SELECTION CRITERIA: We included publications reporting data from randomised or quasi-randomised controlled trials comparing the effectiveness of dilatation, urethrotomy and urethroplasty in the treatment of adult men with urethral stricture disease.

DATA COLLECTION AND ANALYSIS: Two authors evaluated trials for appropriateness for inclusion and methodological quality. Data extraction was performed using predetermined criteria. Analyses were carried out using the Cochrane Review Manager software; RevMan 5.
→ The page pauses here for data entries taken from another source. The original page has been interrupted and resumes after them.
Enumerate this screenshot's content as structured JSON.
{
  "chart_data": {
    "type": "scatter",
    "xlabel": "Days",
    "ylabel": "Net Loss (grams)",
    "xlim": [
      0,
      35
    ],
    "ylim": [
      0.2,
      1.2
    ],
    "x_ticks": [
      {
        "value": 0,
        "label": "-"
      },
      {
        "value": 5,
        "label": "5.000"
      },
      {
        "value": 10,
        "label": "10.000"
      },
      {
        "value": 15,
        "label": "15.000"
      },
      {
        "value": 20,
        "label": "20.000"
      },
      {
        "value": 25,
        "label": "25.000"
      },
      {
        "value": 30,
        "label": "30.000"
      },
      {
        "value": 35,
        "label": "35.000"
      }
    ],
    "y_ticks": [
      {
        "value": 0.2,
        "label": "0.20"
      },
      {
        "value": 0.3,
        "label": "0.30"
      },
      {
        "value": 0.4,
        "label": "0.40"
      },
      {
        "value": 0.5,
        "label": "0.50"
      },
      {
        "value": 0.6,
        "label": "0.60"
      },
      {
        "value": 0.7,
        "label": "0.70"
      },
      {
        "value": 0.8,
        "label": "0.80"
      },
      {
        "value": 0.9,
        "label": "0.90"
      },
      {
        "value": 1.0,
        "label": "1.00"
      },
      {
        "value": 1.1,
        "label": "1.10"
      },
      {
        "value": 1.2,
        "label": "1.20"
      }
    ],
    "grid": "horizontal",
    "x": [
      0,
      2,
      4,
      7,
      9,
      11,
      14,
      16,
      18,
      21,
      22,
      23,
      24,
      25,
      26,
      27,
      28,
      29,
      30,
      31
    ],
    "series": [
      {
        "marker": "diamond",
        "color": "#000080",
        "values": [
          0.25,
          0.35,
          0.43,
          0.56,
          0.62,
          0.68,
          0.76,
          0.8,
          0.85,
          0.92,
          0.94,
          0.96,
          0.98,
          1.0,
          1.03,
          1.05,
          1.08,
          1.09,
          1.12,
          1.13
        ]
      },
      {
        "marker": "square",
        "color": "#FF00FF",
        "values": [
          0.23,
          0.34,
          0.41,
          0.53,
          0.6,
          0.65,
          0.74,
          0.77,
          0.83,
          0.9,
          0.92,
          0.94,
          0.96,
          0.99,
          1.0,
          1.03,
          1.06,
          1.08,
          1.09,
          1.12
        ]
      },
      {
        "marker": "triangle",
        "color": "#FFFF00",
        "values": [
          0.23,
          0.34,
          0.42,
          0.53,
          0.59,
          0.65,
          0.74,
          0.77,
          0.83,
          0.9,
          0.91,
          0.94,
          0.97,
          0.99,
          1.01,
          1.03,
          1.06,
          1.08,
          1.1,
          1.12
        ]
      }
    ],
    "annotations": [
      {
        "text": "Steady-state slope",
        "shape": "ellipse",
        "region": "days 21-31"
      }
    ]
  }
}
MAIN RESULTS: Two randomised trials were identified. One trial compared the outcome of surgical urethral dilatation and optical urethrotomy in 210 adult men with urethral stricture disease. No significant difference was found in the proportion of men being stricture free at three years or in the median time to recurrence. The second trial compared the outcome of urethrotomy and urethroplasty in 50 men with traumatic stricture of the posterior urethra following pelvic fracture injury. After two years 16 of 25 (64%) men initially treated by urethrotomy required continued self-dilatation or further surgery for stricture recurrence compared to 6 of 25 (24%) men treated by primary urethroplasty. There was insufficient data to perform meta-analysis or to reliably determine effect size.

AUTHORS' CONCLUSIONS: There were insufficient data to determine which intervention is best for urethral stricture disease in terms of balancing efficacy, adverse effects and costs. Well designed, adequately powered multi-centre trials are needed to answer relevant clinical questions regarding treatment of men with urethral strictures.